The second scientist wants to give the drug to 500 people with high blood pressure, and not give the drug to another 500 people with high blood pressure, and see how many in both groups experience lower blood pressure levels.

Which is the better way to test this drug?

\(\star\) Answer: The second scientist that want 500 get the drug, 500 don’t.

Results from the GSS

The GSS (General Social Survey) asks the same question, below is the distribution of responses from the 2010 survey:

Answer	Count
All 1000 get the drug	99
500 get the drug 500 don’t	571
Total	670

Parameter and Point Estimate

We would like to estimate the proportion of all Americans who have good intuition about experimental design, i.e. would answer “500 get the drug 500 don’t”? What are the parameter of interest and the point estimate?

Parameter of interest: proportion of all Americans who have good intuition about experimental design. \[p \longrightarrow \text{a population proportion}\]
Point estimate: proportion of sampled Americans who have good intuition about experimental design. \[\hat{p} \longrightarrow \text{a sample proportion}\]

Inference on a Proportion

What percent of all Americans have good intuition about experimental design, i.e. would answer “500 get the drug 500 don’t”?

We can answer this research question using a confidence interval, which we know is always of the form \[\text{point estimate} \pm z^{\star} \times \text{SE}.\]

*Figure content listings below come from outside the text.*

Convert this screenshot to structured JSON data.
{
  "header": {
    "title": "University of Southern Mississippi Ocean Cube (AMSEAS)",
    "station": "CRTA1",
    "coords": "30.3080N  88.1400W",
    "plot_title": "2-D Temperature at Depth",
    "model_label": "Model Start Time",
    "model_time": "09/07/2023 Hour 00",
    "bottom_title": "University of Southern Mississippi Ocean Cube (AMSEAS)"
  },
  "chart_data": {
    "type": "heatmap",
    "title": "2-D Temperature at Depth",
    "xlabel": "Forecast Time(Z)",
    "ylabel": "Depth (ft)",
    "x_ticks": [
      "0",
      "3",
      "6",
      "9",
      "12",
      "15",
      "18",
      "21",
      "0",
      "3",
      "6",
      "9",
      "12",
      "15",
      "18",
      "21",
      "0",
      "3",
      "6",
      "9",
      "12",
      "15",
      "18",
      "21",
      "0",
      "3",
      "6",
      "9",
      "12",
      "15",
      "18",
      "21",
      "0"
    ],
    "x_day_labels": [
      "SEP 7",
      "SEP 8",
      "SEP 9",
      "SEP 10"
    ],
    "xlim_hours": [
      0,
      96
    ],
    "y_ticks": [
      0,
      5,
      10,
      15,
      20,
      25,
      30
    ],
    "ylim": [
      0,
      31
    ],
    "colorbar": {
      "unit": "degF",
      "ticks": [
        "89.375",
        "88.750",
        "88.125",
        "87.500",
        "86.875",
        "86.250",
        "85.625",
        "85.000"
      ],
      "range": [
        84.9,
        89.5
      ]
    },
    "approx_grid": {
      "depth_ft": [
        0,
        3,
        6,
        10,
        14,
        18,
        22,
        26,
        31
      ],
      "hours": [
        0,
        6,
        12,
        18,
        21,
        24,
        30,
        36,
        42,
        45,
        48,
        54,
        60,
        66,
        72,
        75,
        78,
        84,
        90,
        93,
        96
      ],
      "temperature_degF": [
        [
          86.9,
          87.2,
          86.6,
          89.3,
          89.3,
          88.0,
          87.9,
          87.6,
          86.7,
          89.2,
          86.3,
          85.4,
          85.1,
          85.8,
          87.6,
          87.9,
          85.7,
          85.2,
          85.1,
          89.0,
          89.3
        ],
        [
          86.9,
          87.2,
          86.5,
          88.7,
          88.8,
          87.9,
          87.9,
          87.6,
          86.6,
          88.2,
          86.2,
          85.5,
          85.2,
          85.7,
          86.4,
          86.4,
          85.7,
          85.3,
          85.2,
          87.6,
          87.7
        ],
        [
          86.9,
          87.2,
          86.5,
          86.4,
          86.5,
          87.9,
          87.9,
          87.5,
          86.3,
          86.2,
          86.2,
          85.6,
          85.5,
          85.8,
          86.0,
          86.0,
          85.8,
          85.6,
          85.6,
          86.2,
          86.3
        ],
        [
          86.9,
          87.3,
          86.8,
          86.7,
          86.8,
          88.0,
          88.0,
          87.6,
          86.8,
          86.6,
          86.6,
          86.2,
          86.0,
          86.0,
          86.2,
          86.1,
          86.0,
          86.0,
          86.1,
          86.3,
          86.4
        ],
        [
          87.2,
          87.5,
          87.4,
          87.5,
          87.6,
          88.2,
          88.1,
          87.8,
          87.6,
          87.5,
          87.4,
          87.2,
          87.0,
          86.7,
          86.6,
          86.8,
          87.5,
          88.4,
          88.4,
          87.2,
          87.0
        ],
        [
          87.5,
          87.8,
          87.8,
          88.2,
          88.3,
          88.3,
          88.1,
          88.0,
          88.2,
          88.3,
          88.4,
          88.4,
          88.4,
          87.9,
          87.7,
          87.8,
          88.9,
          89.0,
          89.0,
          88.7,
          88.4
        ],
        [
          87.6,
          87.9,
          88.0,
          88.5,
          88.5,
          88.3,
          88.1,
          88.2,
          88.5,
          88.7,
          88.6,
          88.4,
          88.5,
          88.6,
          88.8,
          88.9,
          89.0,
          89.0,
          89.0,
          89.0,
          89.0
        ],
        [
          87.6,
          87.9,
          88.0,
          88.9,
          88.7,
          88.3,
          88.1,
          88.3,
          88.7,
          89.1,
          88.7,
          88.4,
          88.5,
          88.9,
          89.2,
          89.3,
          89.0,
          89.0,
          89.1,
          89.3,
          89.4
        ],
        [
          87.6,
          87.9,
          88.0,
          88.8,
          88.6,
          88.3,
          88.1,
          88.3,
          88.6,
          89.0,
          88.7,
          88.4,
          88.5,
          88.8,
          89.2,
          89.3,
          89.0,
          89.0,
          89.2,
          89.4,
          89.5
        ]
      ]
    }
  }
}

Standard error (SE) of a sample proportion \[SE_{\hat{p}} = \sqrt{\frac{p(1-p)}{n}}.\]

Central Limit Theorem for Proportions

Sample proportions will be nearly normally distributed with mean equal to the population mean, \(p\), and standard error equal to \(\sqrt{\frac{p(1-p)}{n}}\).

This is true only under certain conditions:

independent observations, at least 10 successes and 10 failures

Note:

If \(p\) is unknown (most cases), we use \(\hat{p}\) in the calculation of the standard error.

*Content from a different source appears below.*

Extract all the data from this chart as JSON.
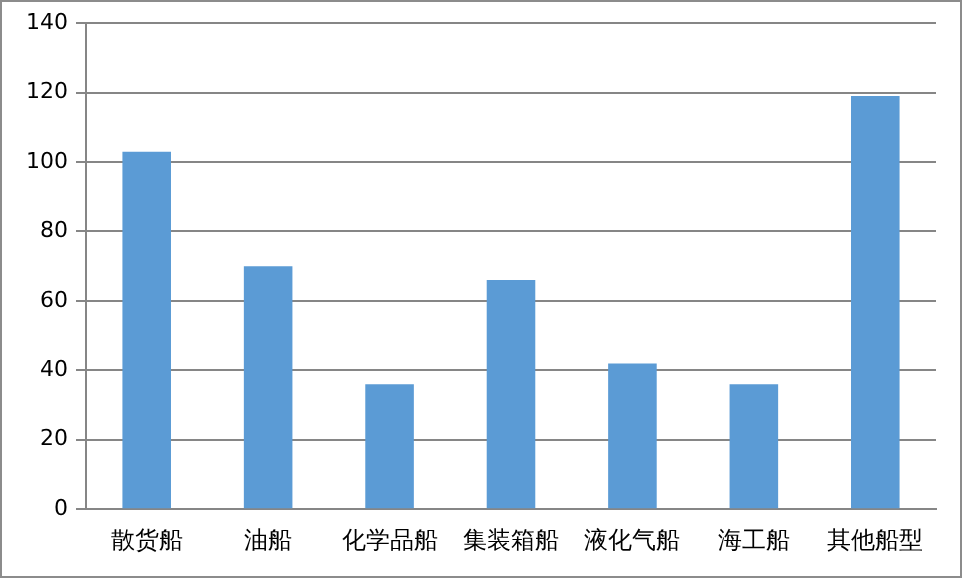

Case Study I: Infering the True Proportion

The GSS found that 571 out of 670 (85%) of Americans answered the question on experimental design correctly. Estimate (using a 95% confidence interval) the proportion of all Americans who have good intuition about experimental design?

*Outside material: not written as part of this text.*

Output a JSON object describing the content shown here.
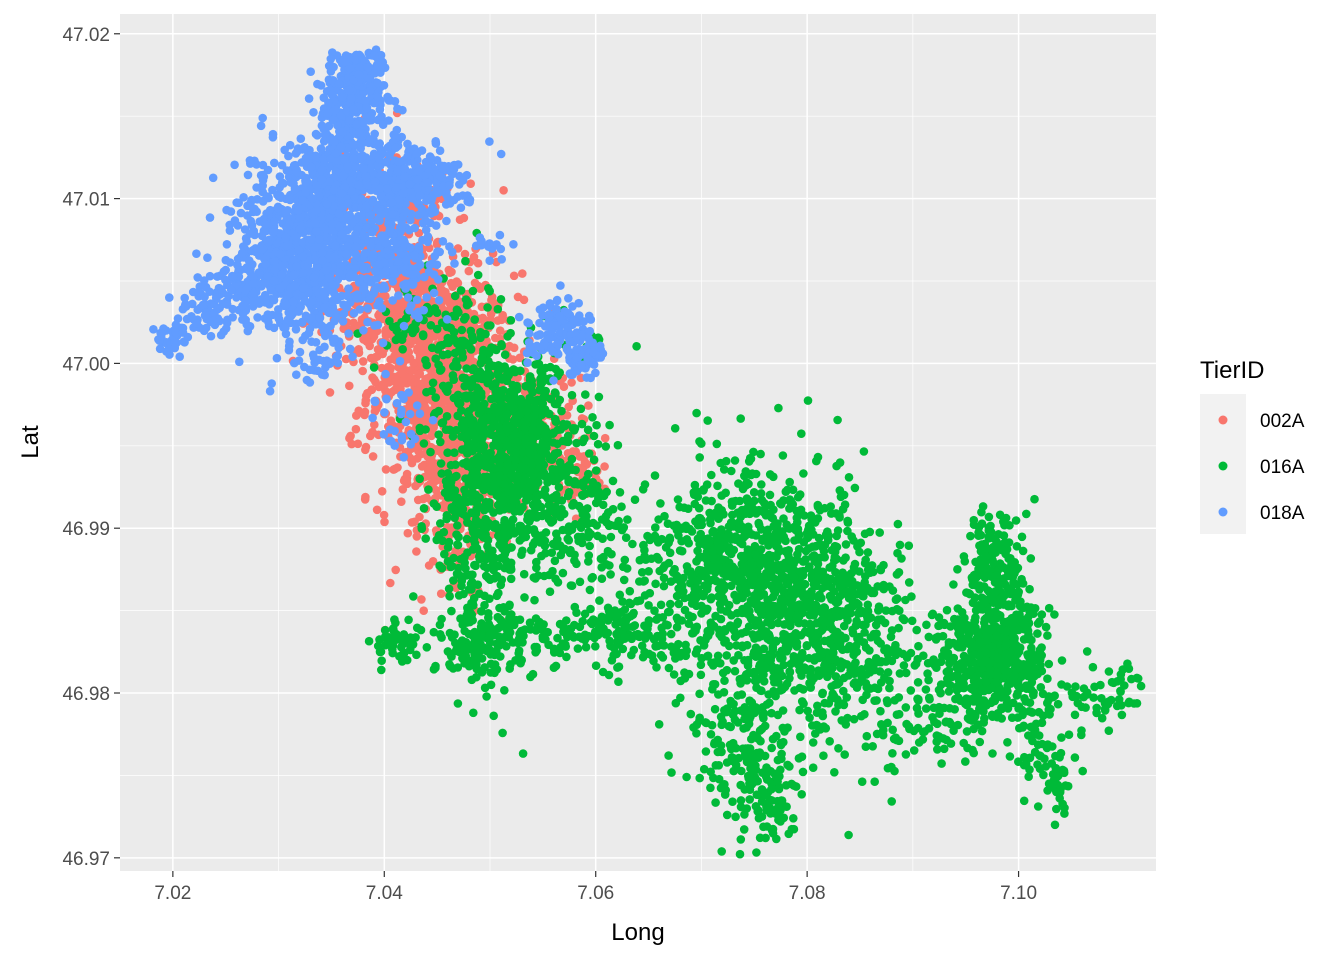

Given: \(n = 670\), \(\hat{p} = 0.85\). First check conditions.

Independence: The sample is random, and \(670\) which is less than \(10%\) of all Americans, therefore we can assume that one respondent’s response is independent of another.
Success-failure: 571 people answered correctly (successes) and 99 answered incorrectly (failures), both are greater than 10.

Case Study I: Confidence Interval

We are given that \(n = 670\), \(\hat{p} = 0.85\), we also just learned that the standard error of the sample proportion is \[SE_{\hat{p}} = \sqrt{\frac{p(1-p)}{n}}.\]

Which of the below is the correct calculation of the 95% confidence interval?

\(0.85 \pm 1.65 \times \sqrt{\frac{0.85 \times 0.15}{670}}\)
\(0.85 \pm 1.96 \times \sqrt{\frac{0.85 \times 0.15}{670}}\)
\(0.85 \pm 1.96 \times \frac{0.85 \times 0.15}{\sqrt{670}}\)
\(571 \pm 1.96 \times \sqrt{\frac{571 \times 99}{670}}\)

\(\star\) Answer: \(0.85 \pm 1.96 \times \sqrt{\frac{0.85 \times 0.15}{670}} \longrightarrow (0.82,0.88)\)

Case Study I: Choosing a sample size

Previously, for \(n=670\) the margin of error is \(1.96 \times \sqrt{\frac{0.85 \times 0.15}{670}} \approx 0.027\).

How many people should you sample in order to cut the margin of error of a 95% confidence interval down to 0.01?

\[z^{\star} \times SE_{\hat{p}}\]

\[ \begin{aligned} 1.96 \times \sqrt{\frac{0.85 \times 0.15}{n}} & \le 0.01 \\ 1.96^2 \times \frac{0.85 \times 0.15}{n} & \le 0.01^2 \\ n & \ge \frac{1.96^2 \times 0.85 \times 0.15}{0.01^2} \\ n & \ge 4898.04 \end{aligned} \]

\(\star\) The sample size should be at least 4,899 to have a 0.01 margin of error for 95% confidence interval.

Activity: Determine Confidence Intervals of One Proportion

Make sure you have a copy of the M 3/17 Worksheet. This will be handed out physically and it is also digitally available on Moodle.
Work on your worksheet by yourself for 10 minutes. Please read the instructions carefully. Ask questions if anything need clarifications.
Get together with another student.
Discuss your results.
Submit your worksheet on Moodle as a .pdf file.